Descoberta de edifício monumental em Kani Shaie traz novos dados sobre os primórdios da Mesopotâmia e dos Montes Zagros

15 outubro, 2025≈ 5 mins de leitura

A equipa do Projeto Arqueológico de Kani Shaie (KSAP), liderado pelo Centro de Estudos em Arqueologia, Artes e Ciências do Património (CEAACP), concluiu mais uma campanha de escavações no sítio arqueológico de Kani Shaie, situado na província de Sulaimânia, no sopé dos Montes Zagros.

Este sítio, atualmente considerado o mais importante a Este do rio Tigre para compreender a sequência de ocupação humana entre os IV e III milénios a.C., continua a revelar dados inéditos sobre os primeiros desenvolvimentos sociais e políticos do Crescente Fértil.
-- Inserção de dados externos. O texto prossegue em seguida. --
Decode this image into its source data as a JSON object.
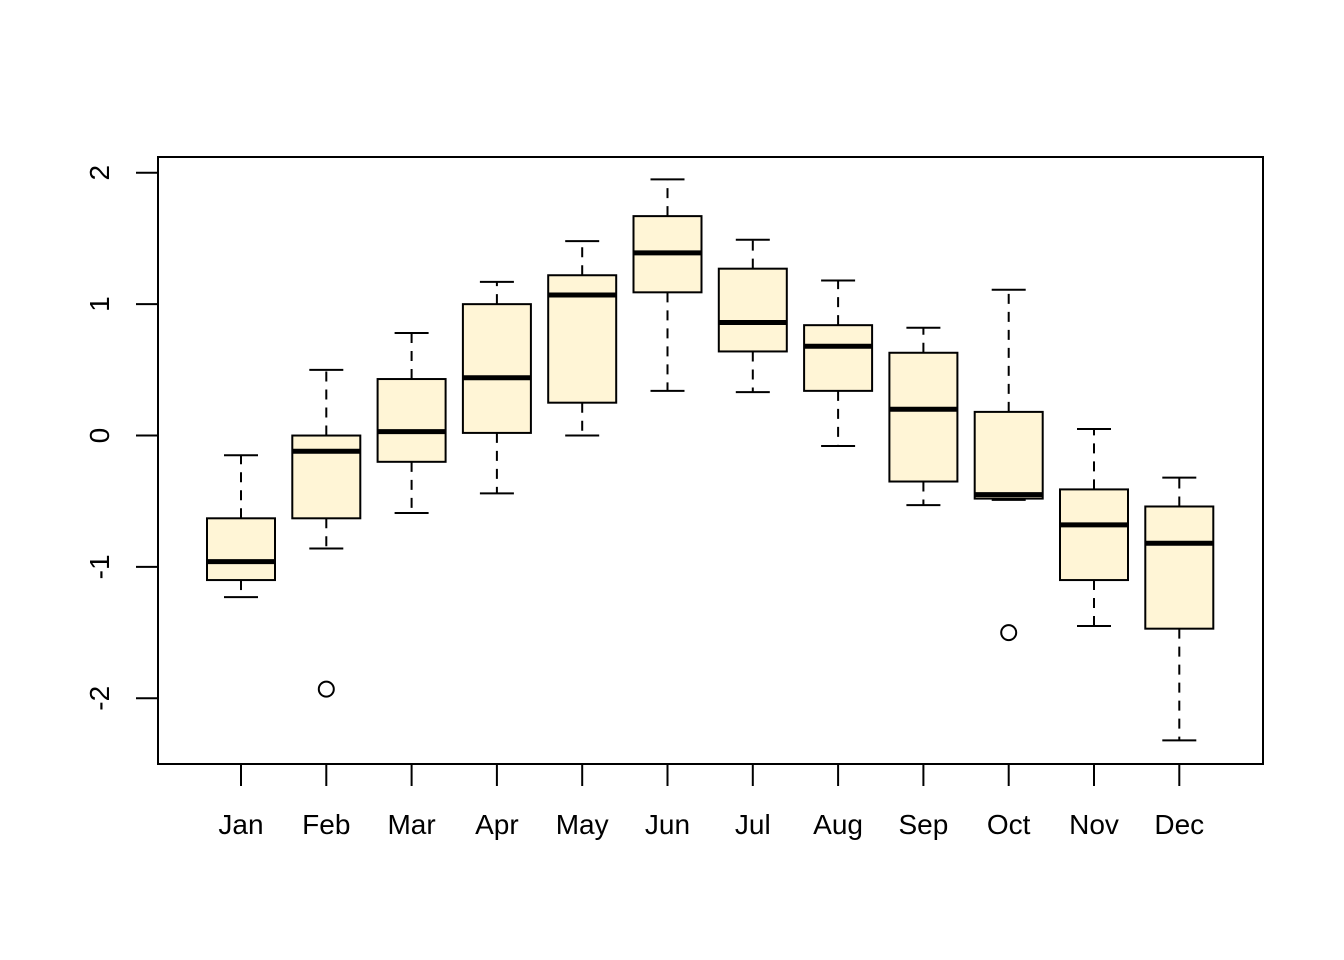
{
  "chart_data": {
    "type": "box",
    "title": "",
    "xlabel": "",
    "ylabel": "",
    "ylim": [
      -2.5,
      2.12
    ],
    "yticks": [
      -2,
      -1,
      0,
      1,
      2
    ],
    "ytick_labels": [
      "-2",
      "-1",
      "0",
      "1",
      "2"
    ],
    "grid": false,
    "legend": "none",
    "box_fill": "#FFF5D6",
    "line_color": "#000000",
    "categories": [
      "Jan",
      "Feb",
      "Mar",
      "Apr",
      "May",
      "Jun",
      "Jul",
      "Aug",
      "Sep",
      "Oct",
      "Nov",
      "Dec"
    ],
    "boxes": [
      {
        "whisker_low": -1.23,
        "q1": -1.1,
        "median": -0.96,
        "q3": -0.63,
        "whisker_high": -0.15,
        "outliers": []
      },
      {
        "whisker_low": -0.86,
        "q1": -0.63,
        "median": -0.12,
        "q3": 0.0,
        "whisker_high": 0.5,
        "outliers": [
          -1.93
        ]
      },
      {
        "whisker_low": -0.59,
        "q1": -0.2,
        "median": 0.03,
        "q3": 0.43,
        "whisker_high": 0.78,
        "outliers": []
      },
      {
        "whisker_low": -0.44,
        "q1": 0.02,
        "median": 0.44,
        "q3": 1.0,
        "whisker_high": 1.17,
        "outliers": []
      },
      {
        "whisker_low": 0.0,
        "q1": 0.25,
        "median": 1.07,
        "q3": 1.22,
        "whisker_high": 1.48,
        "outliers": []
      },
      {
        "whisker_low": 0.34,
        "q1": 1.09,
        "median": 1.39,
        "q3": 1.67,
        "whisker_high": 1.95,
        "outliers": []
      },
      {
        "whisker_low": 0.33,
        "q1": 0.64,
        "median": 0.86,
        "q3": 1.27,
        "whisker_high": 1.49,
        "outliers": []
      },
      {
        "whisker_low": -0.08,
        "q1": 0.34,
        "median": 0.68,
        "q3": 0.84,
        "whisker_high": 1.18,
        "outliers": []
      },
      {
        "whisker_low": -0.53,
        "q1": -0.35,
        "median": 0.2,
        "q3": 0.63,
        "whisker_high": 0.82,
        "outliers": []
      },
      {
        "whisker_low": -0.49,
        "q1": -0.48,
        "median": -0.45,
        "q3": 0.18,
        "whisker_high": 1.11,
        "outliers": [
          -1.5
        ]
      },
      {
        "whisker_low": -1.45,
        "q1": -1.1,
        "median": -0.68,
        "q3": -0.41,
        "whisker_high": 0.05,
        "outliers": []
      },
      {
        "whisker_low": -2.32,
        "q1": -1.47,
        "median": -0.82,
        "q3": -0.54,
        "whisker_high": -0.32,
        "outliers": []
      }
    ]
  }
}
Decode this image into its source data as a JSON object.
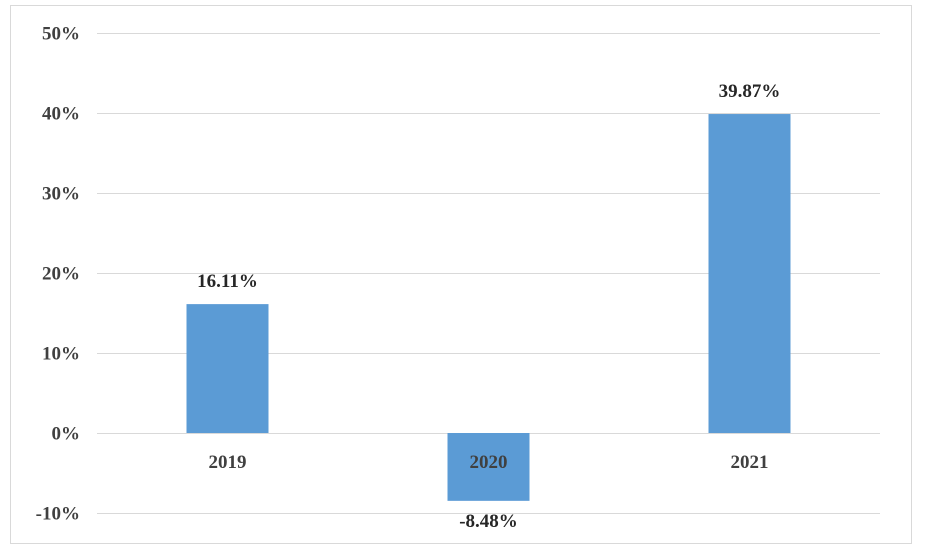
{
  "chart_data": {
    "type": "bar",
    "categories": [
      "2019",
      "2020",
      "2021"
    ],
    "values": [
      16.11,
      -8.48,
      39.87
    ],
    "data_labels": [
      "16.11%",
      "-8.48%",
      "39.87%"
    ],
    "y_tick_values": [
      50,
      40,
      30,
      20,
      10,
      0,
      -10
    ],
    "y_tick_labels": [
      "50%",
      "40%",
      "30%",
      "20%",
      "10%",
      "0%",
      "-10%"
    ],
    "ylim": [
      -10,
      50
    ],
    "grid": true,
    "legend": "none",
    "title": "",
    "xlabel": "",
    "ylabel": "",
    "bar_color": "#5b9bd5",
    "gridline_color": "#d9d9d9",
    "border_color": "#d9d9d9"
  }
}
As principais descobertas de 2025

De acordo com os investigadores do projeto “na parte alta da colina artificial (tell) de Kani Shaie foi identificado um edifício oficial de carácter monumental, possivelmente um espaço de culto, datado do chamado período de Uruk (c. 3300–3100 a.C.)”. Este período recebe o nome da cidade de Uruk, reconhecida como a primeira grande metrópole do mundo, devido à clara evidência de contactos diretos entre a Mesopotâmia Meridional, onde se situava esta importante cidade, e as regiões montanhosas a oriente. Estes contactos são denunciados por materiais arqueológicos como cerâmicas e selos cilíndricos que se distribuem por aquela ampla região e evidenciam que, ao longo do IV milénio, este centro urbano terá influenciado o desenvolvimento de regiões periféricas como a zona montanhosa dos Zagros, onde se situa Kani Shaie.

No edifício agora identificado nas escavações foram encontrados dois achados de grande relevância: um fragmento de pendente em ouro, que testemunha práticas de ostentação e o acesso a metais preciosos numa comunidade aparentemente periférica; e precisamente um selo cilíndrico do período de Uruk, artefacto associado a práticas administrativas, de controlo e de legitimação de poder.

Além destes materiais, foram ainda identificados cones de parede, elementos decorativos típicos de arquitetura monumental, amplamente documentados em Uruk, o que reforça a interpretação do edifício como uma estrutura pública ou cerimonial. “A confirmar-se a natureza monumental do edifício, esta descoberta poderá alterar profundamente o entendimento da relação entre Uruk e as regiões periféricas, revelando que sítios como Kani Shaie não eram marginais, mas antes atores centrais nos processos de difusão cultural e política, acrescentam os investigadores.

Paralelamente, na área mais aplanada do sítio, as escavações prosseguiram em níveis dos períodos Helenístico-Parta (247 a.C.–224 d.C.) e Neo-Assírio (c. 911–609 a.C.), confirmando o caráter de longa duração da ocupação do local. Do final do período Neo-Assírio provém ainda um selo cilíndrico que sugere a existência de um poder local de grande relevância no quadro imperial.

Próximos passos do Projeto Arqueológico de Kani Shaie

A publicação dos resultados preliminares desta campanha de escavações está prevista para os próximos meses e está ainda a ser preparada uma monografia sobre os vestígios recolhidos nas três primeiras campanhas realizadas pela equipa do CEAACP em Kani Shaie, que se iniciaram em 2013.

KSAP é um projeto dirigido por André Tomé (CEAACP/UC), Steve Renette (CEAACP/Universidade de Cambridge), Maria da Conceição Lopes (CEAACP/UC) e Michael Lewis (CEAACP/UC, diretor assistente). A equipa de projeto conta com investigadores do CEAACP da Universidade de Coimbra, da Universidade do Algarve e da Universidade de Cambridge, bem como por técnicos das autoridades de património do Curdistão Iraquiano e um quadro internacional que reuniu especialistas de várias nacionalidades. A missão de 2025 contou ainda com a particpação dos invetigadores do CEAACP Humberto Veríssimo (Universidade do Algarve), Anna Ligia Vitale e Kelly Veloso (Universidade de Coimbra).

Este é um projeto maioritariamente financiado pela FCT – Fundação para a Ciência e a Tecnologia, I.P. (CEAACP | UIDP/00281) e pela Universidade de Cambridge, contando com a colaboração próxima das autoridades de património do Curdistão Iraquiano.